Henry also addressed Pfizer's newly approved COVID-19 pill Paxlovid, saying that B.C. will prioritize use of its approximately 4,000 courses of the oral antiviral drug for those who are considered to be clinically extremely vulnerable.

The treatment must be administered within five days of the onset of symptoms.

In light of recommendations from the National Advisory Committee on Immunization, Henry also said third doses of vaccine will be offered to clinically extremely vulnerable people between the ages of 12 and 17 as part of the initial immunization program.
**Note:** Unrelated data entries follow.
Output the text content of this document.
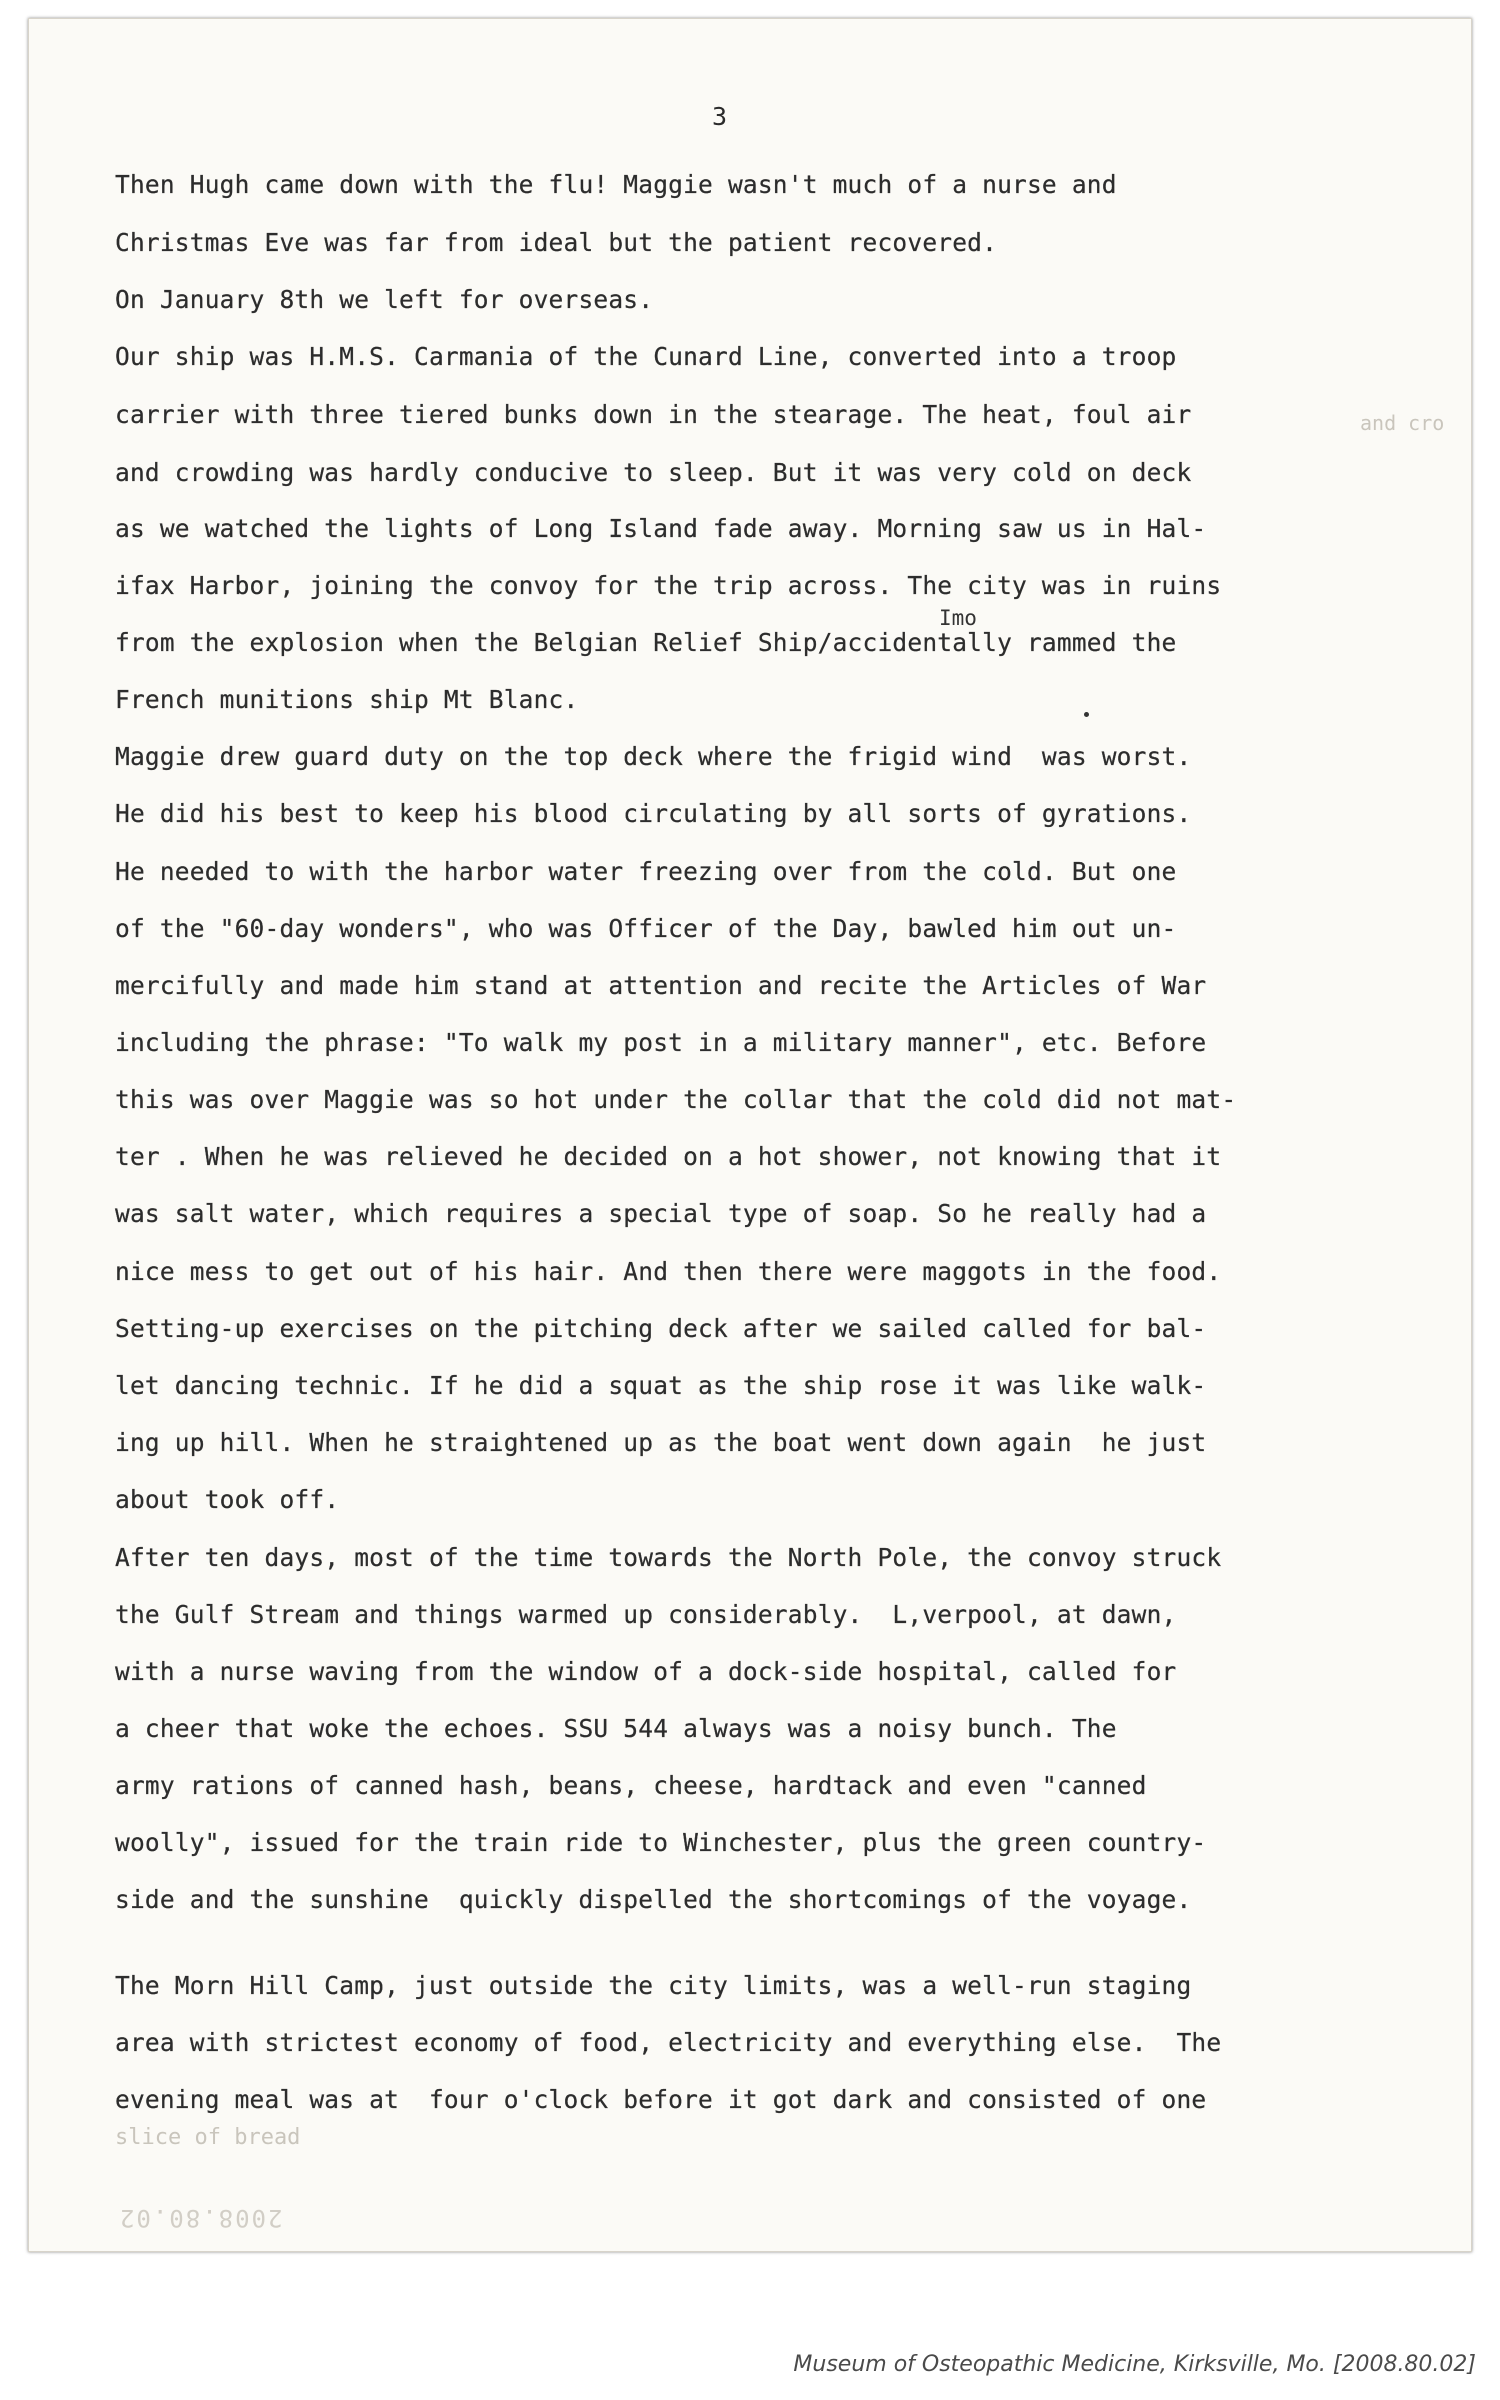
3
Imo
and cro
slice of bread
2008.80.02
Then Hugh came down with the flu! Maggie wasn't much of a nurse and
Christmas Eve was far from ideal but the patient recovered.
On January 8th we left for overseas.
Our ship was H.M.S. Carmania of the Cunard Line, converted into a troop
carrier with three tiered bunks down in the stearage. The heat, foul air
and crowding was hardly conducive to sleep. But it was very cold on deck
as we watched the lights of Long Island fade away. Morning saw us in Hal-
ifax Harbor, joining the convoy for the trip across. The city was in ruins
from the explosion when the Belgian Relief Ship/accidentally rammed the
French munitions ship Mt Blanc.
Maggie drew guard duty on the top deck where the frigid wind  was worst.
He did his best to keep his blood circulating by all sorts of gyrations.
He needed to with the harbor water freezing over from the cold. But one
of the "60-day wonders", who was Officer of the Day, bawled him out un-
mercifully and made him stand at attention and recite the Articles of War
including the phrase: "To walk my post in a military manner", etc. Before
this was over Maggie was so hot under the collar that the cold did not mat-
ter . When he was relieved he decided on a hot shower, not knowing that it
was salt water, which requires a special type of soap. So he really had a
nice mess to get out of his hair. And then there were maggots in the food.
Setting-up exercises on the pitching deck after we sailed called for bal-
let dancing technic. If he did a squat as the ship rose it was like walk-
ing up hill. When he straightened up as the boat went down again  he just
about took off.
After ten days, most of the time towards the North Pole, the convoy struck
the Gulf Stream and things warmed up considerably.  L,verpool, at dawn,
with a nurse waving from the window of a dock-side hospital, called for
a cheer that woke the echoes. SSU 544 always was a noisy bunch. The
army rations of canned hash, beans, cheese, hardtack and even "canned
woolly", issued for the train ride to Winchester, plus the green country-
side and the sunshine  quickly dispelled the shortcomings of the voyage.
The Morn Hill Camp, just outside the city limits, was a well-run staging
area with strictest economy of food, electricity and everything else.  The
evening meal was at  four o'clock before it got dark and consisted of one
Museum of Osteopathic Medicine, Kirksville, Mo. [2008.80.02]
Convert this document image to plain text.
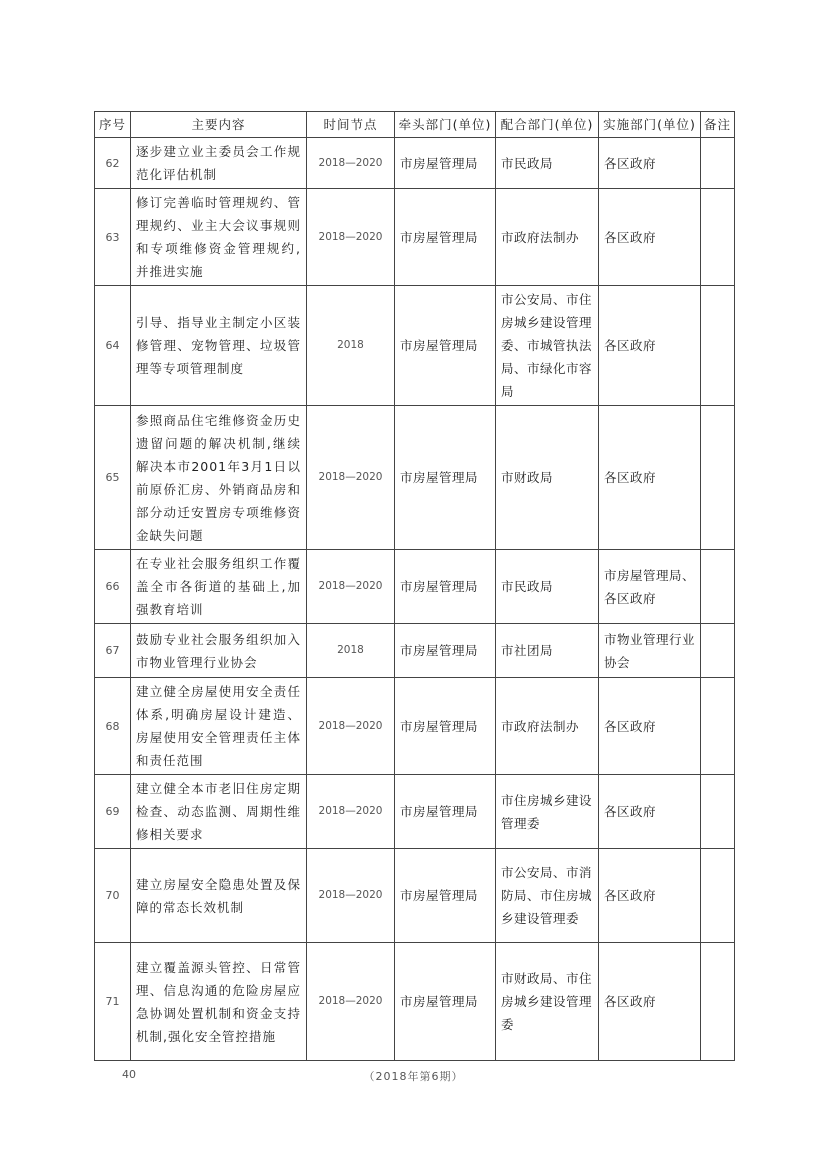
序号	主要内容	时间节点	牵头部门(单位)	配合部门(单位)	实施部门(单位)	备注
62	逐步建立业主委员会工作规范化评估机制	2018—2020	市房屋管理局	市民政局	各区政府	
63	修订完善临时管理规约、管理规约、业主大会议事规则和专项维修资金管理规约,并推进实施	2018—2020	市房屋管理局	市政府法制办	各区政府	
64	引导、指导业主制定小区装修管理、宠物管理、垃圾管理等专项管理制度	2018	市房屋管理局	市公安局、市住房城乡建设管理委、市城管执法局、市绿化市容局	各区政府	
65	参照商品住宅维修资金历史遗留问题的解决机制,继续解决本市2001年3月1日以前原侨汇房、外销商品房和部分动迁安置房专项维修资金缺失问题	2018—2020	市房屋管理局	市财政局	各区政府	
66	在专业社会服务组织工作覆盖全市各街道的基础上,加强教育培训	2018—2020	市房屋管理局	市民政局	市房屋管理局、各区政府	
67	鼓励专业社会服务组织加入市物业管理行业协会	2018	市房屋管理局	市社团局	市物业管理行业协会	
68	建立健全房屋使用安全责任体系,明确房屋设计建造、房屋使用安全管理责任主体和责任范围	2018—2020	市房屋管理局	市政府法制办	各区政府	
69	建立健全本市老旧住房定期检查、动态监测、周期性维修相关要求	2018—2020	市房屋管理局	市住房城乡建设管理委	各区政府	
70	建立房屋安全隐患处置及保障的常态长效机制	2018—2020	市房屋管理局	市公安局、市消防局、市住房城乡建设管理委	各区政府	
71	建立覆盖源头管控、日常管理、信息沟通的危险房屋应急协调处置机制和资金支持机制,强化安全管控措施	2018—2020	市房屋管理局	市财政局、市住房城乡建设管理委	各区政府	
40	（2018年第6期）
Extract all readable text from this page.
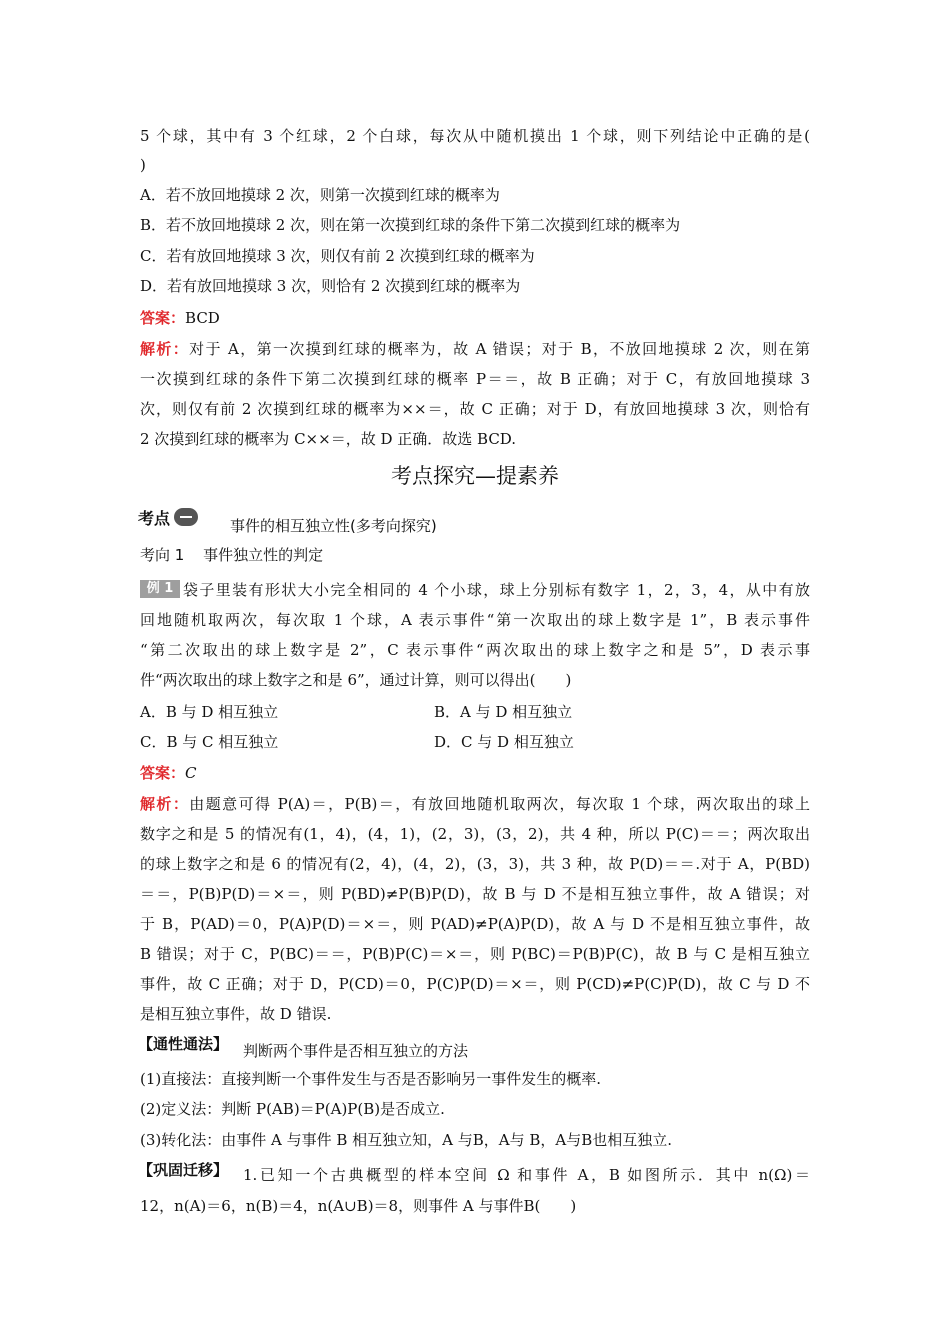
5 个球，其中有 3 个红球，2 个白球，每次从中随机摸出 1 个球，则下列结论中正确的是(
)
A．若不放回地摸球 2 次，则第一次摸到红球的概率为
B．若不放回地摸球 2 次，则在第一次摸到红球的条件下第二次摸到红球的概率为
C．若有放回地摸球 3 次，则仅有前 2 次摸到红球的概率为
D．若有放回地摸球 3 次，则恰有 2 次摸到红球的概率为
答案：BCD
解析：对于 A，第一次摸到红球的概率为，故 A 错误；对于 B，不放回地摸球 2 次，则在第
一次摸到红球的条件下第二次摸到红球的概率 P＝＝，故 B 正确；对于 C，有放回地摸球 3
次，则仅有前 2 次摸到红球的概率为××＝，故 C 正确；对于 D，有放回地摸球 3 次，则恰有
2 次摸到红球的概率为 C××＝，故 D 正确．故选 BCD.
考点探究—提素养
考点	事件的相互独立性(多考向探究)
考向 1 事件独立性的判定
例 1 袋子里装有形状大小完全相同的 4 个小球，球上分别标有数字 1，2，3，4，从中有放
回地随机取两次，每次取 1 个球，A 表示事件“第一次取出的球上数字是 1”，B 表示事件
“第二次取出的球上数字是 2”，C 表示事件“两次取出的球上数字之和是 5”，D 表示事
件“两次取出的球上数字之和是 6”，通过计算，则可以得出(　　)
A．B 与 D 相互独立	B．A 与 D 相互独立
C．B 与 C 相互独立	D．C 与 D 相互独立
答案：C
解析：由题意可得 P(A)＝，P(B)＝，有放回地随机取两次，每次取 1 个球，两次取出的球上
数字之和是 5 的情况有(1，4)，(4，1)，(2，3)，(3，2)，共 4 种，所以 P(C)＝＝；两次取出
的球上数字之和是 6 的情况有(2，4)，(4，2)，(3，3)，共 3 种，故 P(D)＝＝.对于 A，P(BD)
＝＝，P(B)P(D)＝×＝，则 P(BD)≠P(B)P(D)，故 B 与 D 不是相互独立事件，故 A 错误；对
于 B，P(AD)＝0，P(A)P(D)＝×＝，则 P(AD)≠P(A)P(D)，故 A 与 D 不是相互独立事件，故
B 错误；对于 C，P(BC)＝＝，P(B)P(C)＝×＝，则 P(BC)＝P(B)P(C)，故 B 与 C 是相互独立
事件，故 C 正确；对于 D，P(CD)＝0，P(C)P(D)＝×＝，则 P(CD)≠P(C)P(D)，故 C 与 D 不
是相互独立事件，故 D 错误.
【通性通法】 判断两个事件是否相互独立的方法
(1)直接法：直接判断一个事件发生与否是否影响另一事件发生的概率.
(2)定义法：判断 P(AB)＝P(A)P(B)是否成立.
(3)转化法：由事件 A 与事件 B 相互独立知，A 与B，A与 B，A与B也相互独立.
【巩固迁移】 1.已知一个古典概型的样本空间 Ω 和事件 A，B 如图所示．其中 n(Ω)＝
12，n(A)＝6，n(B)＝4，n(A∪B)＝8，则事件 A 与事件B(　　)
For everyone else in that age group, booster invitations will go out six months after the second dose.

Rapid tests coming for schools

The province announced later Tuesday afternoon that another 300,000 rapid antigen test kits are on their way to B.C. schools, with the first phase set to arrive in rural and remote locations for students with COVID-19 symptoms.

The second phase will see rapid tests distributed to schools in the Interior and Northern health authorities, for students between the ages of five and 11.

Meanwhile, youth sports tournaments were able to resume Tuesday in B.C. after a month-long hiatus due to the spread of the Omicron variant.

Tournaments had been cancelled since Dec. 21, as part of a wider set of public health restrictions aimed at curbing the spread of the highly-transmissible variant.

While play is permitted once again. the relaxation of the restriction does not apply to school-based tournaments.

Henry announced that youth sports would be allowed to go ahead at a news conference on Jan. 25.